Felaketler, kader değil; alışıldık olanın yeniden üretimidir. Orman yangınları da böyle. Ursula K. Le Guin’in dediği gibi, anlatılar dünyayı şekillendirir. Bu nedenle, bu yazıda başka bir anlatı kurmaya çalışacağım.
Kadın ve doğa: Sömürünün ortak yüzü
Ekofeminizm, doğaya uygulanan şiddet ile kadına uygulanan tahakkümün aynı sistemden beslendiğini savunur. Doğa ve kadın birlikte nesneleştirilir, denetlenir ve piyasa çıkarlarına göre şekillendirilir. Orman yangınları da bu zihniyetin doğrudan sonucudur: Sömürülen ve gözden çıkarılan bir yaşam biçiminin çöküşüdür.
Kapitalist patriyarka, doğayı ‘kaynak’, kadını ise ‘bakım yükümlüsü’ olarak görür.

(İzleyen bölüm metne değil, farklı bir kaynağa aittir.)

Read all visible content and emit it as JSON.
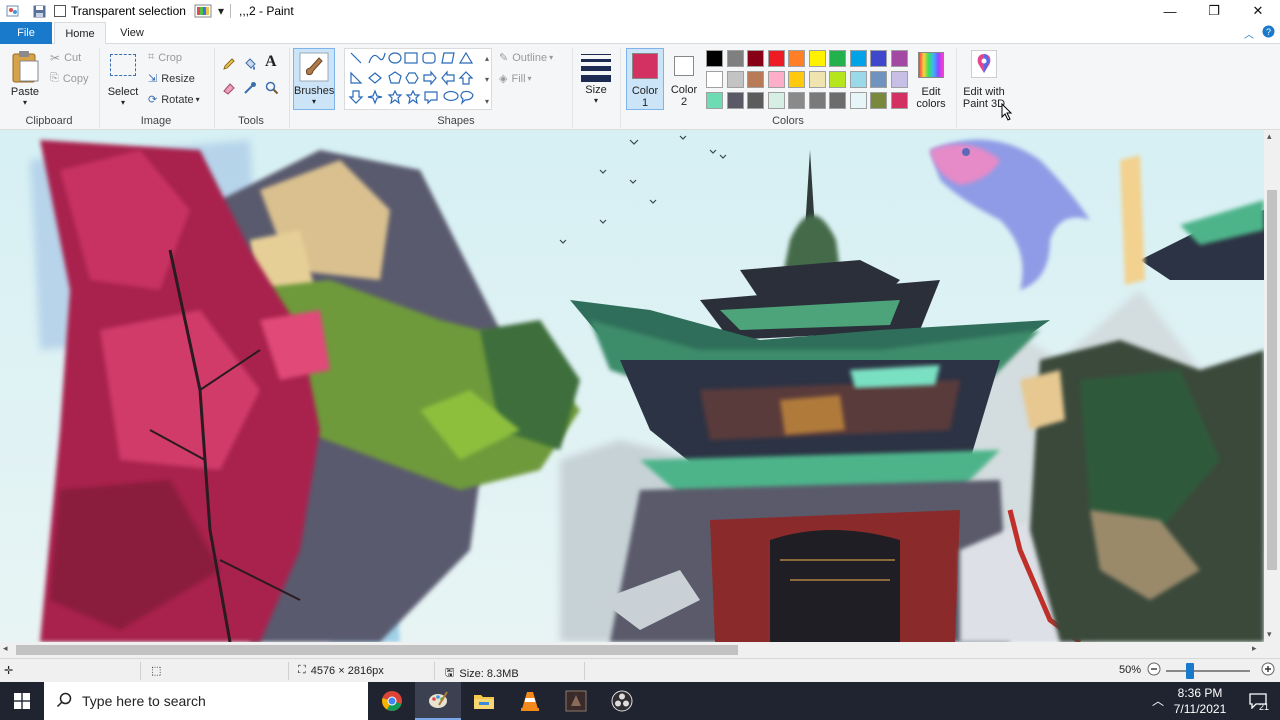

Bu bakış, ormanları maden ruhsatlarına, kadınları ise görünmeyen emeğe indirger. Orman yangınları bu indirgemeci sistemin felaketleridir.
Fail arayışı: Ataerkil kaçışlar
Yangınlar sonrası fail arayışı, aslında toplumsal olarak kolektif sorumluluktan kaçışın bir biçimidir. Özellikle erkek egemen söylem, suçu bireyselleştirerek sistemi eleştiriden uzak tutar. Doğayı tahrip eden karar vericiler erkek; onların bilgisi dışlayıcı; sorumlulukları kaçaktır.
Felaketin faturasını bireye kesmek, neoliberal söylemin en kolay yoludur. Oysa doğayı yapılaşmaya açan kararlar, orman köylüsünü tasfiye eden politikalar, erken uyarı sistemlerinin yokluğu tek başına kişilere ait değildir. Bunlar örgütlü tercihlerin ürünüdür.
Yerel bilginin kaybı: Üreten köylülüğün tasfiyesi
Bir zamanlar ormanla iç içe yaşayan köylü, hem gözlemci hem koruyucuydu. Bugün ise üreten köylülük tasfiye edilmiş, yerel hafıza kırılmış durumda. Kırsalın boşaltılması, bilgi zincirinin kopmasına neden oldu. Bir köylü, dumanın kaynağını kokusundan bulur. Şimdi bu bilgi, şehir planlamasında ya da kamu yönetiminde yer bulmuyor.
Yabancılaşma ve tüketim kültürü
Kapitalizmin doğaya yönelik yağmacı mantığını hedefe koymak, yalnızca iktidarın değil, bizim de konforumuzu tehdit ediyor. Ormana artık ‘piknik yapılacak yer’ ya da ‘yazlık manzarası’ gözüyle bakıyoruz. Doğa ile ilişkimizi, piknik selfileri, drone görüntüsüne indirgedik. Doğayı yalnızca seyirlik bir objeye dönüştürdük. Onunla yaşamak değil, canhıraş onu kullanmaya çalışıyoruz.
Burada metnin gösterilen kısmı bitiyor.